Opened 6 years ago
Closed 6 years ago
#4068 closed defect (bug) (fixed)
Change 503 behaviour on paginated states
Reported by: | jonoaldersonwp | Owned by: | dd32 |
---|---|---|---|
Milestone: | Priority: | high | |
Component: | General | Keywords: | seo |
Cc: |
Description (last modified by )
Requests for paginated states (i.e., /page/n/) by known bots are intentionally served a 503 HTTP status (and a ‘raw’ error template); this is managed by the load balancer.

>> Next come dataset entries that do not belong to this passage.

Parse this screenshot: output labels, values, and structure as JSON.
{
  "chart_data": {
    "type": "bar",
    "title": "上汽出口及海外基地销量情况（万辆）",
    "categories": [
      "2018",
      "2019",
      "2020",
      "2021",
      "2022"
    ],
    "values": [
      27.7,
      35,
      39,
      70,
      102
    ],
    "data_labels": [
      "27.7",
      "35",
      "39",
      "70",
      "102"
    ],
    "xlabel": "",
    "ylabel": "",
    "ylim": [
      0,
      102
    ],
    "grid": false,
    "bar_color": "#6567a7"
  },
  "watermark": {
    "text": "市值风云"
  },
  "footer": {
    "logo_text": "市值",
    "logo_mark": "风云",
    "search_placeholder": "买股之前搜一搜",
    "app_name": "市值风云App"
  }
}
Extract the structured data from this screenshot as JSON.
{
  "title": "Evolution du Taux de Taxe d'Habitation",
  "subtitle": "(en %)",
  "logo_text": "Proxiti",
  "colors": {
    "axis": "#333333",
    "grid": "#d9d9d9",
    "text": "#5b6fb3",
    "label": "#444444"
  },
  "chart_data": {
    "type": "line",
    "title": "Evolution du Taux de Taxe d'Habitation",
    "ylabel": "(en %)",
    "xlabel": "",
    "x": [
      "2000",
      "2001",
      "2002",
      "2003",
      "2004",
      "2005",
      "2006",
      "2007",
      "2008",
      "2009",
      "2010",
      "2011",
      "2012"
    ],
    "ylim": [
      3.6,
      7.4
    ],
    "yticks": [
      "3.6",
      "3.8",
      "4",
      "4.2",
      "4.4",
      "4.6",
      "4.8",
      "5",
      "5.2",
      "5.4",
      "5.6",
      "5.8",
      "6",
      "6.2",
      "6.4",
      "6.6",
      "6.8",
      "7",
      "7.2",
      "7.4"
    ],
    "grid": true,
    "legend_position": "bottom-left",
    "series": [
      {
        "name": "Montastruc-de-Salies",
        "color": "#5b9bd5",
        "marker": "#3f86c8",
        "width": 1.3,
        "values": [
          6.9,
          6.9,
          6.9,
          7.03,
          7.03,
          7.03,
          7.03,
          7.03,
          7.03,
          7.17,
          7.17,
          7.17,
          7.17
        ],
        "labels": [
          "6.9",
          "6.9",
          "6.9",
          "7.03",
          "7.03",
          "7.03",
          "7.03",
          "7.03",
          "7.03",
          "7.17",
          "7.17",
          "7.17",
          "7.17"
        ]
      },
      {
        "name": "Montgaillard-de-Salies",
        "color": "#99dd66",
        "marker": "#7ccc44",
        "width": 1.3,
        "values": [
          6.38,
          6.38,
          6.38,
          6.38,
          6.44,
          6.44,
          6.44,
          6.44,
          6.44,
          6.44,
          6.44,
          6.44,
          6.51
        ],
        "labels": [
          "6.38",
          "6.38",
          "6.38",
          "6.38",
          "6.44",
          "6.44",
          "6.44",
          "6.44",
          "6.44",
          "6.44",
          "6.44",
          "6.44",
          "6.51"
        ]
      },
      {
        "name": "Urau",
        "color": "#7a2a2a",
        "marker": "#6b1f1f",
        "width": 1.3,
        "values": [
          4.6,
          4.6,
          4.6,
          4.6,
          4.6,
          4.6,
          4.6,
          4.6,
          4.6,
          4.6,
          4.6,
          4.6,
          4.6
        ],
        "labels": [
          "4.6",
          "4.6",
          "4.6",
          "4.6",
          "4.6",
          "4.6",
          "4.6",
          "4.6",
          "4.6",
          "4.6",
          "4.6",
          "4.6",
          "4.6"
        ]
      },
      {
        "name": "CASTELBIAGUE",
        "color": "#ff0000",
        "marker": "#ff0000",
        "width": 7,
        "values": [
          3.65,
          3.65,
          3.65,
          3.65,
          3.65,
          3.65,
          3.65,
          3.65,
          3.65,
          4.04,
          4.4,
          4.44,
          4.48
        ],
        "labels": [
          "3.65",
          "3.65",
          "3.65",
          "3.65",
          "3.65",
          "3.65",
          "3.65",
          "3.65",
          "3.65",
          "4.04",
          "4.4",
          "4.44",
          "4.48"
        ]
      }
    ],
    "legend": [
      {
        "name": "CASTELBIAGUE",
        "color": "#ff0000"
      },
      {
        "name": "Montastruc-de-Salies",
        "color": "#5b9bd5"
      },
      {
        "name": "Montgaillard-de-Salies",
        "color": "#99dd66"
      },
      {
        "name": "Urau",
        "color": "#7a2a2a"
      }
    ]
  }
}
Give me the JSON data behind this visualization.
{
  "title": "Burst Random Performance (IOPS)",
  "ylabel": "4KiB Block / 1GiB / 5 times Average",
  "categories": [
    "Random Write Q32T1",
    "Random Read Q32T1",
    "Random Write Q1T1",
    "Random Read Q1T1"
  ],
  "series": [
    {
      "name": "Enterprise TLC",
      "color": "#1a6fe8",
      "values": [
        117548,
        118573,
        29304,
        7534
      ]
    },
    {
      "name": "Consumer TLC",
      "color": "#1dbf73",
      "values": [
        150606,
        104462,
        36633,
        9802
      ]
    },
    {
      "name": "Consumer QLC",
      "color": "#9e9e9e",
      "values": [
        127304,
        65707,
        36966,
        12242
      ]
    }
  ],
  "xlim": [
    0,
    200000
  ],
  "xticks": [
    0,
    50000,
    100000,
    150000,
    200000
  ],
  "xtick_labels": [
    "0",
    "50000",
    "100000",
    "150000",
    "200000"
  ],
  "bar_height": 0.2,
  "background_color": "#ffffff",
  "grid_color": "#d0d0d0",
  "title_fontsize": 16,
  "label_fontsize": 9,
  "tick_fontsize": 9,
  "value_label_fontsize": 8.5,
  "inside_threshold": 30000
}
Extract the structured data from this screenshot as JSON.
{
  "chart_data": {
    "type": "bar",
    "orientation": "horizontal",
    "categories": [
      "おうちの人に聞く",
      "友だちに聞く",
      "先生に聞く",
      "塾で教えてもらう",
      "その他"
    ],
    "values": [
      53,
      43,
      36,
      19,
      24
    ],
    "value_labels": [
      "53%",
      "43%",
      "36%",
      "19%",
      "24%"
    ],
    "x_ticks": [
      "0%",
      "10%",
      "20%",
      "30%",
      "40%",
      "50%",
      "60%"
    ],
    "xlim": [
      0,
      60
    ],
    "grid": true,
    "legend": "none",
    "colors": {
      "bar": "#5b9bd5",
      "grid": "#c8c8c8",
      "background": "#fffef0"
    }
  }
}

This is a critical issue for SEO, and must be altered as a matter of urgency.
Full context, rationale, supporting information and details (including longer-term improvements) can be found here: https://docs.google.com/document/d/1smvevKgp29CP9mop7s8F-q8WhMo7cTipEWAqS2wehWI/edit?usp=sharing
Short-term actions:
- Reduce the maximum number of paginated results for logged-out users. At the moment, we stop pagination at page 100 (even if there are more results than this) and return a 404 error. We should reduce this threshold to 30 for logged-out users. Requests to page > 30 should return a 404 error.
- See #3985 for making the load balancer return a 'friendly' error page in these scenarios.
- We should add a notice at the end of page 30, indicating that people can search for more/different results if they haven’t found what they’re looking for.
- We should increase the number of results on each page (currently 14) to 20 to offset the reduction in crawling/discovery.
Change History (15)
This ticket was mentioned in Slack in #meta by joostdevalk. View the logs.
6 years ago
#5
@
6 years ago
Found here, also: https://en-gb.wordpress.org/themes/browse/popular/page/2/.
#6
@
6 years ago
@jonoaldersonwp In general, a ticket per affected application is easier, as some issues are easy to fix in one place, but impossible in others, etc.
#7
@
6 years ago
Just noting for reference, Currently the Bot pagination blocking is for any request with /page/
in its URI on all WordPress.org domains for pages >= 50, but may change at any time in response to increased load from bots.
I think dropping all logged out users to a maximum of 50 pages is acceptable and shouldn't be too much extra logic. It'd need to affect Plugin Directory
, Theme Directory
, and Support Forums
.
This ticket was mentioned in Slack in #meta by sergey. View the logs.
6 years ago
#9
@
6 years ago
I think dropping all logged out users to a maximum of 50 pages is acceptable and shouldn't be too much extra logic. It'd need to affect Plugin Directory, Theme Directory, and Support Forums.
Let's do that!
#11
@
6 years ago
- Owner changed from SergeyBiryukov to dd32
I'm currently testing a plugin to do this.
#13
@
6 years ago
Just noting that there were two different bot blocks in place
- A requests per second limit = 503 (now a 429 and increased limits)
- A pagination limit for >=
/page/50
= 404
I originally missed the first block which this ticket was actually about, and thought it was the second. Limiting the paginated results to ~50 "solves" the latter point, and also reduces the number of URLs to be crawled which should help the first block (Less requests overall).
There's also a few issues around the high-pagination block as implemented, as Google IS indexing high-paginated URLs (..under multiple variations due to junk args appended to the url..) however it doesn't seem like something we want to encourage given the requests/second block is being triggered.
#14
@
6 years ago
We should increase the number of results on each page (currently 14) to 20 to offset the reduction in crawling/discovery.
Looks like this is the only item left here.
- The Plugin Directory uses the standard
posts_per_page
option from Reading Settings. The value has been updated from 14 to 20. - In Theme Directory, there's infinite loading with 24 themes per page, seems good enough as is. Note: the limit in [8174] does not apply there, as themes are requested via Themes API, not as a part of a regular request.
- On Support Forums, there are 30 topics per page (see #2480), also seems good enough.
To clarify, this is about the plugin directory, right?